Ukip has accused one if its top candidates of attempting to damage the party days before the elections by calling for a change of leadership in Scotland.
Alan Melville, lead candidate for the Lothian region in the Scottish Parliament election, said the party "stands on the brink of disintegration and all-out civil war" in Scotland.
He has become the most high profile party member to call for the removal of David Coburn MEP, Ukip's only parliamentarian in Scotland, as leader north of the border.
Ukip national leader Nigel Farage stood shoulder-to-shoulder with Mr Coburn last month to dismiss calls for a coup by a group of members who were not selected for election, describing them as "a few disappointed people who are not in positions to win seats".
But Mr Melville said disquiet within the party goes much higher than a few disappointed members.
In comments reported by the BBC, Mr Melville said: "The ongoing allegations of personal bias and the bypassing of independent assessment remain extremely damaging to David personally and to the wider party.
"Waffle about 'disappointed candidates' and 'jealousy' do not hold water when you consider the abilities of those candidates not selected when compared to many of those in high position."
He said a leadership change is the "only way to save the party".
A Ukip spokesman said: "Mr Melville has had months to raise any concerns he may have but he has remained silent until four days before the election.

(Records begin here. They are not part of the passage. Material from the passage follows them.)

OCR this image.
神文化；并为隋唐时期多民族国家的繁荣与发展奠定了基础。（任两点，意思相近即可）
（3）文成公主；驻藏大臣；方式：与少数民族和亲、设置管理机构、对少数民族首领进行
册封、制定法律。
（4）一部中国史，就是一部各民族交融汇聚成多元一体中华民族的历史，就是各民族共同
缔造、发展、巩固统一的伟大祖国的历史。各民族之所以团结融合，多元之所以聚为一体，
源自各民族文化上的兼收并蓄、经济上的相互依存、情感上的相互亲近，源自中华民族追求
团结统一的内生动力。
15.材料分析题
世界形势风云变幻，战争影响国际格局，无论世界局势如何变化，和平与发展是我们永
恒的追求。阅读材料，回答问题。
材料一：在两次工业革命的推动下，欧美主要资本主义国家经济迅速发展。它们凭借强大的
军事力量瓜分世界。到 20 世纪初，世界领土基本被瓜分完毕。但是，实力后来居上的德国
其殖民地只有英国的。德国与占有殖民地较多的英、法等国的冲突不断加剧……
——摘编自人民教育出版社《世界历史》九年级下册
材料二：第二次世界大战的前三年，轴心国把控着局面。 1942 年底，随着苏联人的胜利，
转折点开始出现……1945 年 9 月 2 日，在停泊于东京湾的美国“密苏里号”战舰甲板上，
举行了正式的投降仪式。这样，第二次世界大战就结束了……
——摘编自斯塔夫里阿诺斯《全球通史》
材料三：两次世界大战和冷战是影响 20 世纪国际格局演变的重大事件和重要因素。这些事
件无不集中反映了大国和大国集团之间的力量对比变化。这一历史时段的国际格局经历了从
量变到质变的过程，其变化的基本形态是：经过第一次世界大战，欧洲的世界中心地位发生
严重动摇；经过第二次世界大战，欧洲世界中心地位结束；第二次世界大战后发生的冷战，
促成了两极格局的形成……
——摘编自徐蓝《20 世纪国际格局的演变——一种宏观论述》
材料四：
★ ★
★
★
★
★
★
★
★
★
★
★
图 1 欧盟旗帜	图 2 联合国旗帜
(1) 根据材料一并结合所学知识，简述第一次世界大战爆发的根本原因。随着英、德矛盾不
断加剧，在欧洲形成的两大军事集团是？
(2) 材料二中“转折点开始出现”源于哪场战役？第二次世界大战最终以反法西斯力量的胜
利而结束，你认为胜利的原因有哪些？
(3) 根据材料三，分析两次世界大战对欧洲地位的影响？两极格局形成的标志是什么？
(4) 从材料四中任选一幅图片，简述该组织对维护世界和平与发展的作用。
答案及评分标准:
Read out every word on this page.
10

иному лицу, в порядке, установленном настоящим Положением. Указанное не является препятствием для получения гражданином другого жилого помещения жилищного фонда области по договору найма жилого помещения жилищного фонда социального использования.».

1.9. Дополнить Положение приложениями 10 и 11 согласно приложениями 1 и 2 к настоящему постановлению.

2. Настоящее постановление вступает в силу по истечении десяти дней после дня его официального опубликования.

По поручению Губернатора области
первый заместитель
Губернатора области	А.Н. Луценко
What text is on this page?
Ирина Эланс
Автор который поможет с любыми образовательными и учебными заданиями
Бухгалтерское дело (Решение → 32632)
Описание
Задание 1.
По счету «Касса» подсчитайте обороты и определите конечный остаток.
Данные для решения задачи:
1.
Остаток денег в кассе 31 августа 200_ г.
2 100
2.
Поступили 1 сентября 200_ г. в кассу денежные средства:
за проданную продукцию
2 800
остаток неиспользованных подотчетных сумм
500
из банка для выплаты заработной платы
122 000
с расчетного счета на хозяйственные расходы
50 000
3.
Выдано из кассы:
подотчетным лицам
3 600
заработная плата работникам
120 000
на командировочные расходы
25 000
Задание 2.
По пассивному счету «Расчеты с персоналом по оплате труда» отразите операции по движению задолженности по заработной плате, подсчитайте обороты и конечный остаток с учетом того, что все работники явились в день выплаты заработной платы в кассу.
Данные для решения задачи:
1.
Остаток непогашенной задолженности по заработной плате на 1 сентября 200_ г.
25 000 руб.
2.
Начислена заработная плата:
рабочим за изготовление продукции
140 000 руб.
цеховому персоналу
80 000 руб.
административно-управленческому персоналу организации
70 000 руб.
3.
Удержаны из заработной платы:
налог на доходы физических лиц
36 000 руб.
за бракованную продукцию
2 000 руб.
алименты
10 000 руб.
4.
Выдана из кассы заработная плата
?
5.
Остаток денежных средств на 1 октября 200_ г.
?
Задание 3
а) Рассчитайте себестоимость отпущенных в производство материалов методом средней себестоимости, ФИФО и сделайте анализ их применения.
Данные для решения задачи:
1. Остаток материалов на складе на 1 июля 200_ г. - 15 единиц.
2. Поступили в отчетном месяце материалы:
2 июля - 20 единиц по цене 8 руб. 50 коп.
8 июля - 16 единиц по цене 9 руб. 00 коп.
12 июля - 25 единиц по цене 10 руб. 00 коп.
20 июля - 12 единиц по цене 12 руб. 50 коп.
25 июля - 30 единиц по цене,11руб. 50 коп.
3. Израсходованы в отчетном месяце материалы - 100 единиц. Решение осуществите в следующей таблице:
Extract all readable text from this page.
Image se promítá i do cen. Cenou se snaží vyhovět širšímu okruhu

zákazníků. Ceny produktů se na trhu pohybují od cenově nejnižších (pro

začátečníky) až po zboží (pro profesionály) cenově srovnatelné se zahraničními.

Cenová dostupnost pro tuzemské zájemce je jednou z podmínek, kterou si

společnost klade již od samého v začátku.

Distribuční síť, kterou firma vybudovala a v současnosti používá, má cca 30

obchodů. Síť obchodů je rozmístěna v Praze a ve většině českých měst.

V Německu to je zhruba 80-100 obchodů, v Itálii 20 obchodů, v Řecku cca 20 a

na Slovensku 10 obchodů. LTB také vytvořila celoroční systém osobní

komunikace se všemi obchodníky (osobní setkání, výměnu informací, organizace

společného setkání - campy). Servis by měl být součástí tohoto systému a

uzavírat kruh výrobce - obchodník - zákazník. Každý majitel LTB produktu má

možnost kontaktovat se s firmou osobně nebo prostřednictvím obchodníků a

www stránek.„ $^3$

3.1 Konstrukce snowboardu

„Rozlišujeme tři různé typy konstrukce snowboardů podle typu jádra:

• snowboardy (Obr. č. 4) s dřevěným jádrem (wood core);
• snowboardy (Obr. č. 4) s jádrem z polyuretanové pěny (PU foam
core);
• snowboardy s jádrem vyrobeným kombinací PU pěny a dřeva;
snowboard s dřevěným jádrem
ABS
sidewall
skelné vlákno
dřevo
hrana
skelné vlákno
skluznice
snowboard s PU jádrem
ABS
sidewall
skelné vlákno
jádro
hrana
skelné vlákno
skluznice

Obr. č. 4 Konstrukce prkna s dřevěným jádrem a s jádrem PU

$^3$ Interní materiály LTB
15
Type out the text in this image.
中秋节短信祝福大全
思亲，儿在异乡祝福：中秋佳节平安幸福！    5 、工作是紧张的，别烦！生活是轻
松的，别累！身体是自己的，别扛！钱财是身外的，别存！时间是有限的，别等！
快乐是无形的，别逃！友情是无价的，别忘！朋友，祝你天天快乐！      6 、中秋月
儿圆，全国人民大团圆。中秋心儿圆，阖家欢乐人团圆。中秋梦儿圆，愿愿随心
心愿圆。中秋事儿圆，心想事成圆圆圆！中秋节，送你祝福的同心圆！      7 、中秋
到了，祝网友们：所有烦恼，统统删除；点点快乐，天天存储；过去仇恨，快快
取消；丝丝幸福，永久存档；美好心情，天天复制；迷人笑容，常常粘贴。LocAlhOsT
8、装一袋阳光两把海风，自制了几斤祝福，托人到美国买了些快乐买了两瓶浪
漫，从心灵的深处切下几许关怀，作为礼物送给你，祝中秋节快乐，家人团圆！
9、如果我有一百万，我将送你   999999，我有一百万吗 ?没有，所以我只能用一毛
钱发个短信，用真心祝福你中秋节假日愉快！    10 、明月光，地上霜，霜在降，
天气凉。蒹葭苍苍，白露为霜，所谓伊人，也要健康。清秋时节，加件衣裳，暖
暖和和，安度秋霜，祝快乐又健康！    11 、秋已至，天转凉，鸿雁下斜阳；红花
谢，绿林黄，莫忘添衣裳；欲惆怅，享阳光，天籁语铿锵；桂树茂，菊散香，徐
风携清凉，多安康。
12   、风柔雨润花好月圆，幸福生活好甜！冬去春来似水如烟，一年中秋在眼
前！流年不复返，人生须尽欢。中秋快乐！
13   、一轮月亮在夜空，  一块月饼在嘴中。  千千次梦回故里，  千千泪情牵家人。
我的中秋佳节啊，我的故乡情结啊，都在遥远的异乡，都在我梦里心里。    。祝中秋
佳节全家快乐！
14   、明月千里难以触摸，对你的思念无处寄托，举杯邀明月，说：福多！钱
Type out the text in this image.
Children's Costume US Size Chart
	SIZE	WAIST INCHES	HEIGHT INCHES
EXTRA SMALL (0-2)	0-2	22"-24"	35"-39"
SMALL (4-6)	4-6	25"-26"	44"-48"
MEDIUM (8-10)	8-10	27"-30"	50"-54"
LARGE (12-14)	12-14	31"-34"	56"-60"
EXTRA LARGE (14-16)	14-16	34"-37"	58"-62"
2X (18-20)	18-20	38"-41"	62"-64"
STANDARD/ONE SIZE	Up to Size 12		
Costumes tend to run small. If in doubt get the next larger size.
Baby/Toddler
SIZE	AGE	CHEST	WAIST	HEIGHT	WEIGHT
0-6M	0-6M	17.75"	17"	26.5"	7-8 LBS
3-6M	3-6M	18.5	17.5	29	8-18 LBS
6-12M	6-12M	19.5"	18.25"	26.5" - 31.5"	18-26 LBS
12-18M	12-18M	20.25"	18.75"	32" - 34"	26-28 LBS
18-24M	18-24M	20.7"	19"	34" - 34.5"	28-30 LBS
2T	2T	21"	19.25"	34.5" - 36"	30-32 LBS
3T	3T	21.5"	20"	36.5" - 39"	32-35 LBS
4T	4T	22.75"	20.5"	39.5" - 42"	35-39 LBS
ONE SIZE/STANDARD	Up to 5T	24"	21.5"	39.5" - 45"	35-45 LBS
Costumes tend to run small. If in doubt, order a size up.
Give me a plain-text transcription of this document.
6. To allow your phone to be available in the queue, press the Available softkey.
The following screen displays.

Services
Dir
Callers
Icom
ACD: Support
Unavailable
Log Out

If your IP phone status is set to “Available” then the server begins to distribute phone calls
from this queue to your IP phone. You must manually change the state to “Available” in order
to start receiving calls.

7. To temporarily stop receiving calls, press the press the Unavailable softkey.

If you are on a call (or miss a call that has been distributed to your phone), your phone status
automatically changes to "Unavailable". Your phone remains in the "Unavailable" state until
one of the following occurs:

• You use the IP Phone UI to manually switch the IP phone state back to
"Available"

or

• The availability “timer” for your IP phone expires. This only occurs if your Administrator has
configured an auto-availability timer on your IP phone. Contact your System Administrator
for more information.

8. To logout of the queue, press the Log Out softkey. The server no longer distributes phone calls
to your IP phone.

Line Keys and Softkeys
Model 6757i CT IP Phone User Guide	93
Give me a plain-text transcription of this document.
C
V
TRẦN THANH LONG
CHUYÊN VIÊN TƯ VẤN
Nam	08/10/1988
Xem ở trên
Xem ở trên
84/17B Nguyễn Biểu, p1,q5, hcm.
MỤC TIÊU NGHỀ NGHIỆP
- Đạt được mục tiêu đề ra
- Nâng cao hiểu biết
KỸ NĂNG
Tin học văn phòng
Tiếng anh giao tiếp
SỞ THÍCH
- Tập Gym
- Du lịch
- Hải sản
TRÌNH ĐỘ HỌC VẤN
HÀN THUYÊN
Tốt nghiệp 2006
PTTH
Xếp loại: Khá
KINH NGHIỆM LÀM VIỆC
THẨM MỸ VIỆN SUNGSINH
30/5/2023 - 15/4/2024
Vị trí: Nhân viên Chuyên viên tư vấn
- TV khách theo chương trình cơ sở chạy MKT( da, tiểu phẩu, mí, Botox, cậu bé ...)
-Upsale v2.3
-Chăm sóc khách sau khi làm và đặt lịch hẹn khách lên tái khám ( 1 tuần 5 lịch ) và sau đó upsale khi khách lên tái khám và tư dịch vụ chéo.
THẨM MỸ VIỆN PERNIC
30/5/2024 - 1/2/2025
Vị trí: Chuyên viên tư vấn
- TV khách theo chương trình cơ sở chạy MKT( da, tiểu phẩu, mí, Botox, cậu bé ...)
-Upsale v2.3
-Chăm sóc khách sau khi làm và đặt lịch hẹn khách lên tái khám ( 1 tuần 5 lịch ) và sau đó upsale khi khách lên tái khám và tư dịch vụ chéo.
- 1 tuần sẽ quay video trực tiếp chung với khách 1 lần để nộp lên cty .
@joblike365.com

"I think that's a sign that he is trying his best to damage the party rather than air any genuine concerns, at a time that he should really be telling the public what he can do for them if they elect him.
"He is clearly one of the very small bitter and twisted gang, which is a shame for him as he will miss out on Ukip moving forward and making the successes we will achieve this year and in future."
West of Scotland Ukip candidate Robert Malyn quit on Sunday.
It is unclear whether Ukip can remove Mr Melville from the Lothian list so close to the election.
The Scottish party is understood to be focussing its attention on the Holyrood campaign, and is unlikely to consider whether to discipline Mr Melville for his remarks until after the elections on Thursday.